Named for the region's rich history and culture, the trail traverses a forested corridor on a packed limestone surface through a rural landscape cut by babbling streams. With a nearly flat grade of around 1 percent and a firm surface, the route is ADA compliant and a pleasant ride for most ages and abilities. The park has a visitor center on Route 49 in Barton, where you'll find maps, a gift shop, restrooms and picnic sites. You can also rent bicycles. Campers will find five primitive tent sites here, too.
The entire corridor, preserved for interim trail use under the railbanking provision of the National Trails System Act, passes through some of the most remote and scenic areas remaining in the Delta region of eastern Arkansas. The region was once covered by a bottomland hardwood forest extending from Cairo, Illinois, to the mouth of the Mississippi River. Today only fragments of this great forest remain since much of the land is separated and surrounded by agricultural development. Once completed, the middle portion of the trail will pass through some of the finest examples of the remaining wetland forest.

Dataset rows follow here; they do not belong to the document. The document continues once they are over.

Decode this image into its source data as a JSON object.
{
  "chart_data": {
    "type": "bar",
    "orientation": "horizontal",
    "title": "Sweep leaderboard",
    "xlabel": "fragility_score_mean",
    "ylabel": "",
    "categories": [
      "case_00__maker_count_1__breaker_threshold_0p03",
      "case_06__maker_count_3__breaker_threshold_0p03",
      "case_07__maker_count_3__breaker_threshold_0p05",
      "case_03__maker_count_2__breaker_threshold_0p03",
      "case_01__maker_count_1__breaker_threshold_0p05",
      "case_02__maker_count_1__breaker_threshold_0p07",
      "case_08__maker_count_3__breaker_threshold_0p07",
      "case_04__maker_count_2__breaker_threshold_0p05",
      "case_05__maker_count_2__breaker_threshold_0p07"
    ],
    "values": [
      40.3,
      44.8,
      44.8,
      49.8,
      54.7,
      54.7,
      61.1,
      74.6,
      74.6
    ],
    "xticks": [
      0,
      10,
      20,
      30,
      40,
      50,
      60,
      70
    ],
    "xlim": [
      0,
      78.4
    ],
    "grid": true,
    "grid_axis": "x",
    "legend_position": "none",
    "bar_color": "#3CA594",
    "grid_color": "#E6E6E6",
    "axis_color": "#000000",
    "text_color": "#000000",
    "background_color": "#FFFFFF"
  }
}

The southern end of the trail offers a route through shady tree tunnels that open up to old railroad bridge crossings of sloughs and bayous. Along these waterways, you might even spot alligators. The White River crossing is especially notable with its high steel bridge and a long, elevated trestle on either end. For the 3 miles between the White and Arkansas rivers, the trail will pass through the dense bottomland hardwood forests and wetlands of the Trusten Holder State Game Management Area.
As you continue south, you'll pedal through Rohwer. Here, be sure to take a side trip to explore the Rohwer Heritage Site where more than 8,000 Japanese Americans were interned between 1942 and 1945. More history is on display at the end of your journey in Arkansas City, where a handful of properties are on the National Register of Historic Places. In town, check out the John H. Johnson Museum and Educational Center, which celebrates the life and contributions of the founder of the Johnson Publishing Company, once the largest black-owned publishing company in the world.
Along the route, there are seven trailheads with parking (from north to south): Lexa, Barton, Lake View, Elaine, Watson, Rohwer, and Arkansas City.
Note that the Barton Trailhead, near the northern end of the trail, is located at the Delta Heritage Trail State Park visitor center, which offers camp sites, restrooms (no showers), grills, a community water spigot, interpretive programming, bike rentals, and a gift shop.
At the southern end of the trail, the Arkansas City Trailhead—styled as an old train depot—offers restrooms, picnic areas and a large grill, a water fountain, a bicycle repair station, and limited camping facilities.